Wer sich nicht optimiert, verliert?

Wie uns die Leistungsgesellschaft alle zu Verlierern macht

Hier noch ein paar Überstunden, da noch eine Session Yoga, nachhaltiger leben, effizienter arbeiten, sich in Achtsamkeit üben und am besten gleichzeitig noch fünf Kilo abnehmen. Überall wo man heute hinschaut, wimmelt es an Ratgebern und Coachings zum Thema Selbstopti­mierung. Aber nicht nur das Angebot steigt, sondern auch die Nachfrage. Ein Trend?

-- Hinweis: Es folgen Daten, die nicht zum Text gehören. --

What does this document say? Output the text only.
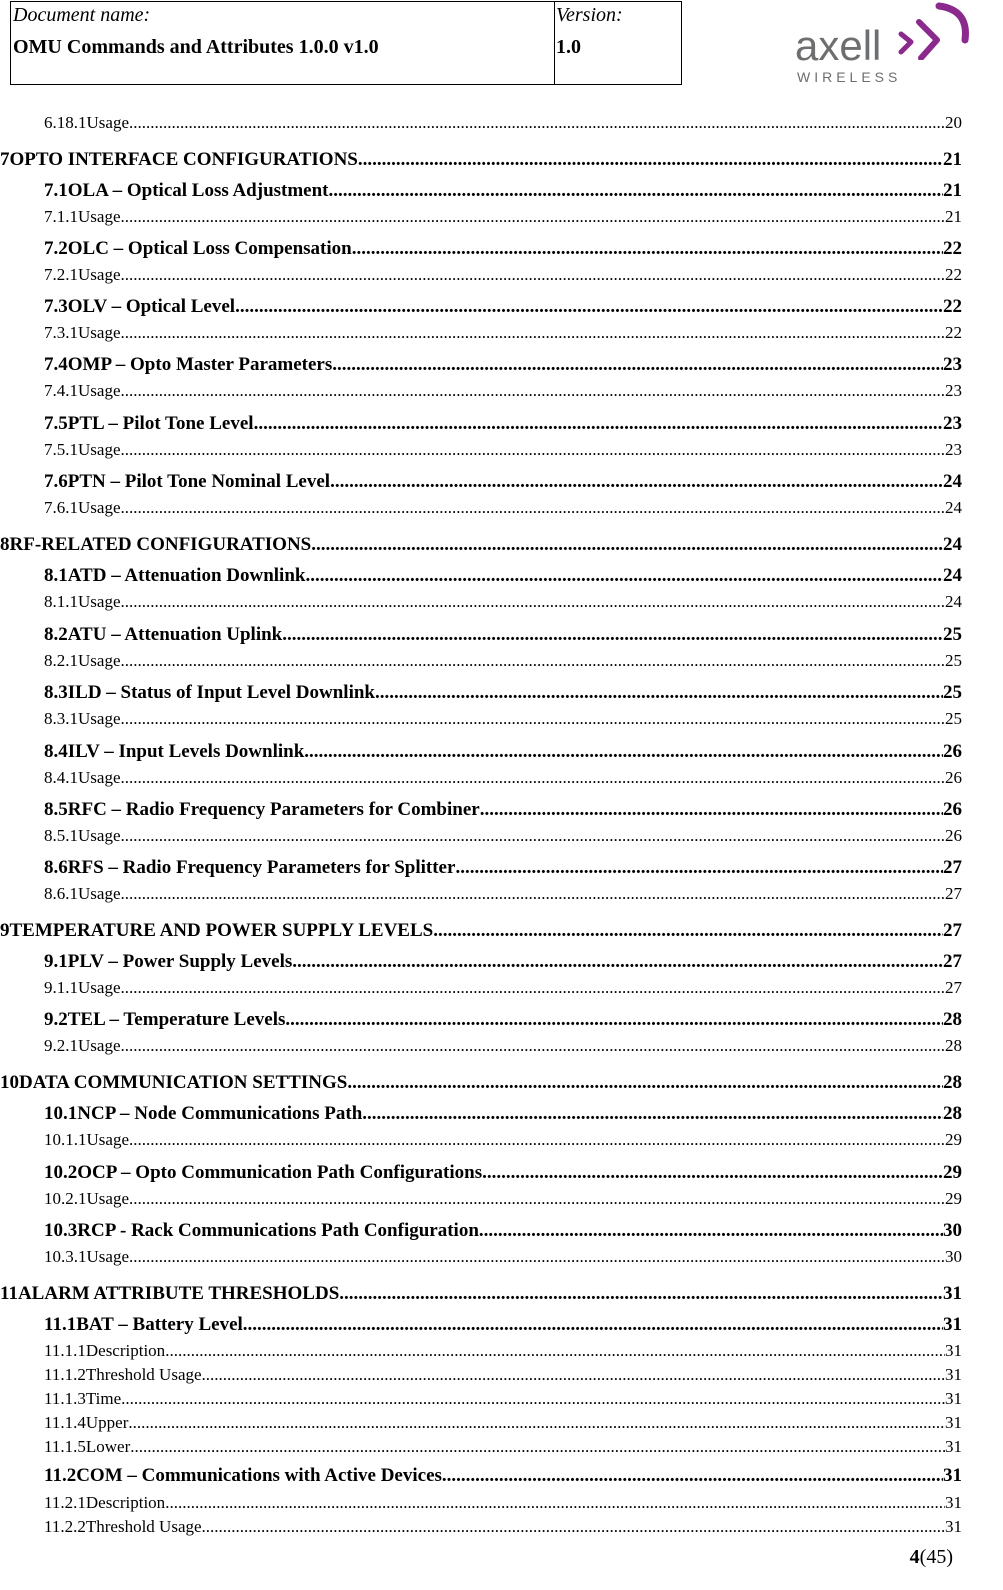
Document name:
OMU Commands and Attributes 1.0.0 v1.0
Version:
1.0	axell
WIRELESS
6.18.1Usage .....	20
7OPTO INTERFACE CONFIGURATIONS .....	21
7.1OLA – Optical Loss Adjustment .....	21
7.1.1Usage .....	21
7.2OLC – Optical Loss Compensation .....	22
7.2.1Usage .....	22
7.3OLV – Optical Level .....	22
7.3.1Usage .....	22
7.4OMP – Opto Master Parameters .....	23
7.4.1Usage .....	23
7.5PTL – Pilot Tone Level .....	23
7.5.1Usage .....	23
7.6PTN – Pilot Tone Nominal Level .....	24
7.6.1Usage .....	24
8RF-RELATED CONFIGURATIONS .....	24
8.1ATD – Attenuation Downlink .....	24
8.1.1Usage .....	24
8.2ATU – Attenuation Uplink .....	25
8.2.1Usage .....	25
8.3ILD – Status of Input Level Downlink .....	25
8.3.1Usage .....	25
8.4ILV – Input Levels Downlink .....	26
8.4.1Usage .....	26
8.5RFC – Radio Frequency Parameters for Combiner .....	26
8.5.1Usage .....	26
8.6RFS – Radio Frequency Parameters for Splitter .....	27
8.6.1Usage .....	27
9TEMPERATURE AND POWER SUPPLY LEVELS .....	27
9.1PLV – Power Supply Levels .....	27
9.1.1Usage .....	27
9.2TEL – Temperature Levels .....	28
9.2.1Usage .....	28
10DATA COMMUNICATION SETTINGS .....	28
10.1NCP – Node Communications Path .....	28
10.1.1Usage .....	29
10.2OCP – Opto Communication Path Configurations .....	29
10.2.1Usage .....	29
10.3RCP - Rack Communications Path Configuration .....	30
10.3.1Usage .....	30
11ALARM ATTRIBUTE THRESHOLDS .....	31
11.1BAT – Battery Level .....	31
11.1.1Description .....	31
11.1.2Threshold Usage .....	31
11.1.3Time .....	31
11.1.4Upper .....	31
11.1.5Lower .....	31
11.2COM – Communications with Active Devices .....	31
11.2.1Description .....	31
11.2.2Threshold Usage .....	31
4(45)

Würden wir Menschen uns nicht schon seit jeher optimieren und weiterentwickeln, stünden wir heute nicht da, wo wir sind. Allein die Entwicklungen von Mobilität, Medizin und Technik untermauern diesen Fortschritt. Nach dem Ausdruck Survival of the Fittest, den Darwin 1869 in seiner Evolutionstheorie aufgriff, überleben im Kampf um das Dasein nur die am besten angepassten Individuen. Plakativ ausgedrückt: Wer nicht schnell und ausdauernd genug vor dem Säbelzahntiger davon rannte, wurde aufgefressen.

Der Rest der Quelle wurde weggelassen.